ArtPoon/kamphir

Use prior distributions in calculating kernel score

Closed this issue · 2 comments

Use prior distributions in calculating kernel score

Prior distributions specified as strings in JSON, references to scipy.stats objects.

scipy.stats distributions are bloody confusing and the documentation is absolute garbage difficult to comprehend.

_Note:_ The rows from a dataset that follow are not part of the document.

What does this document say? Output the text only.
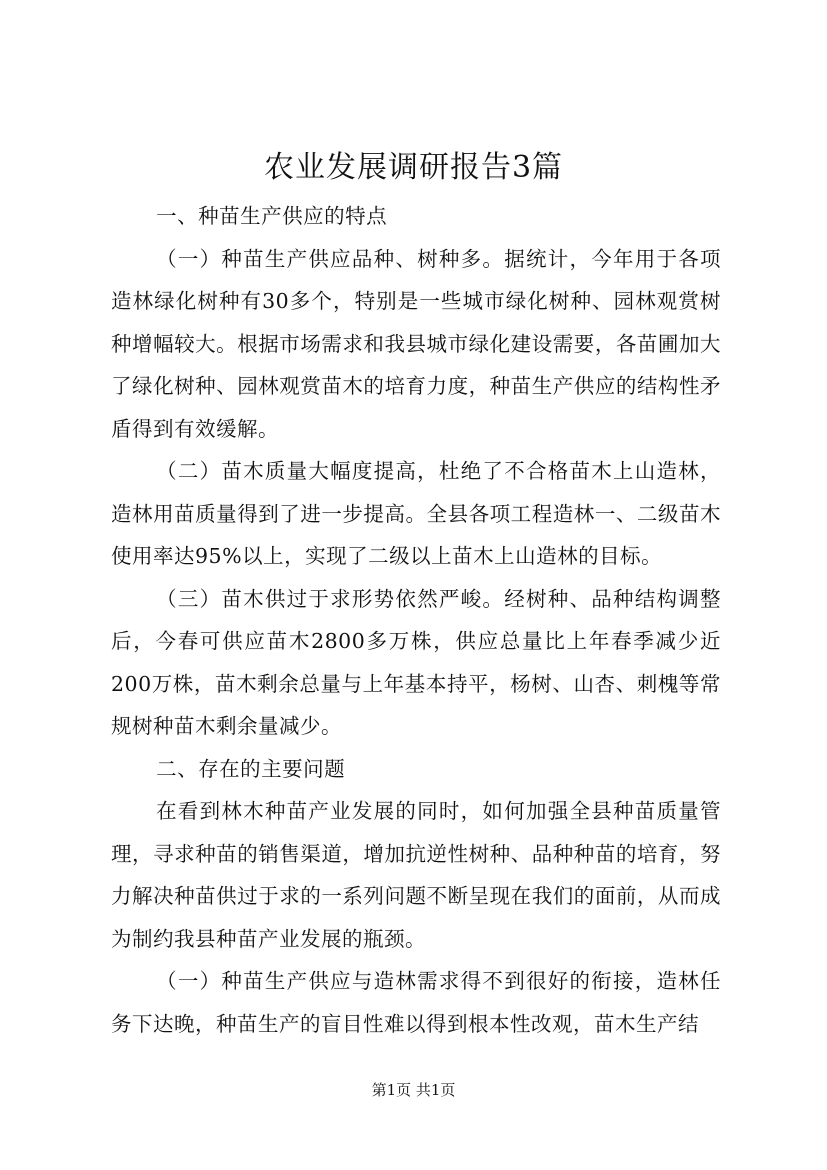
农业发展调研报告3篇

一、种苗生产供应的特点

（一）种苗生产供应品种、树种多。据统计，今年用于各项造林绿化树种有30多个，特别是一些城市绿化树种、园林观赏树种增幅较大。根据市场需求和我县城市绿化建设需要，各苗圃加大了绿化树种、园林观赏苗木的培育力度，种苗生产供应的结构性矛盾得到有效缓解。

（二）苗木质量大幅度提高，杜绝了不合格苗木上山造林，造林用苗质量得到了进一步提高。全县各项工程造林一、二级苗木使用率达95%以上，实现了二级以上苗木上山造林的目标。

（三）苗木供过于求形势依然严峻。经树种、品种结构调整后，今春可供应苗木2800多万株，供应总量比上年春季减少近200万株，苗木剩余总量与上年基本持平，杨树、山杏、刺槐等常规树种苗木剩余量减少。

二、存在的主要问题

在看到林木种苗产业发展的同时，如何加强全县种苗质量管理，寻求种苗的销售渠道，增加抗逆性树种、品种种苗的培育，努力解决种苗供过于求的一系列问题不断呈现在我们的面前，从而成为制约我县种苗产业发展的瓶颈。

（一）种苗生产供应与造林需求得不到很好的衔接，造林任务下达晚，种苗生产的盲目性难以得到根本性改观，苗木生产结

第1页 共1页
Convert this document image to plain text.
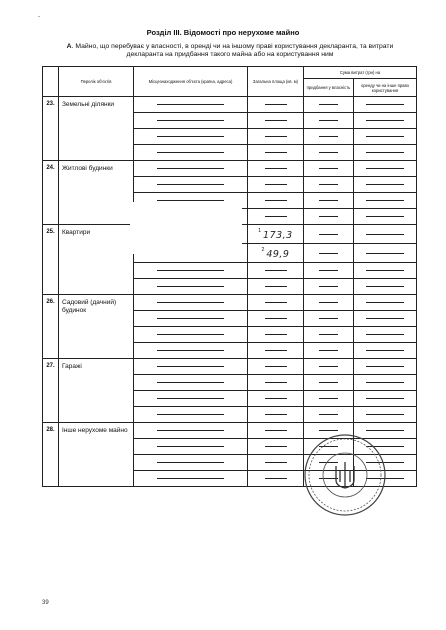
-
Розділ ІІІ. Відомості про нерухоме майно
А. Майно, що перебуває у власності, в оренді чи на іншому праві користування декларанта, та витрати декларанта на придбання такого майна або на користування ним
	Перелік об'єктів	Місцезнаходження об'єкта (країна, адреса)	Загальна площа (кв. м)	Сума витрат (грн) на	
				придбання у власність	оренду чи на інше право користування
23.	Земельні ділянки	

24.	Житлові будинки	

25.	Квартири		$^1$ 173,3	

			$^2$ 49,9	

26.	Садовий (дачний) будинок	

27.	Гаражі	

28.	Інше нерухоме майно	

39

  • lognorm(shape, scale=x). For some reason I have had no success in specifying shape with a keyword. Based on this StackOverflow post, this first positional argument seems to correspond to sdlog. Thus, setting it to a very small value (0.0001) gives you a tight distribution around the mean (scale). Setting lognorm(0.5, scale=10000) gives an IQR of about 7000 to 15,000, and a 95% CI of about 4000 to 27,000. lognorm(1.0, scale=0.01) gives an IQR of about 0.005 to 0.02 and a 95% CI of about 0.001 to .07. Note that loc shifts the distribution like any other continuous distribution.
  • norm(loc, scale). This has been more straightforward. loc is simply the offset that determines the mean and scale is the standard deviation.
  • uniform(loc, scale). This is where the reuse of keyword arguments gets a bit obtuse. loc is the lower limit and scale is the range. Thus, uniform(10, 20) samples points uniformly from the range (10, 30).
  • beta(alpha, beta). alpha and beta are positional arguments. loc and scale can be used to shift and rescale the distribution, respectively.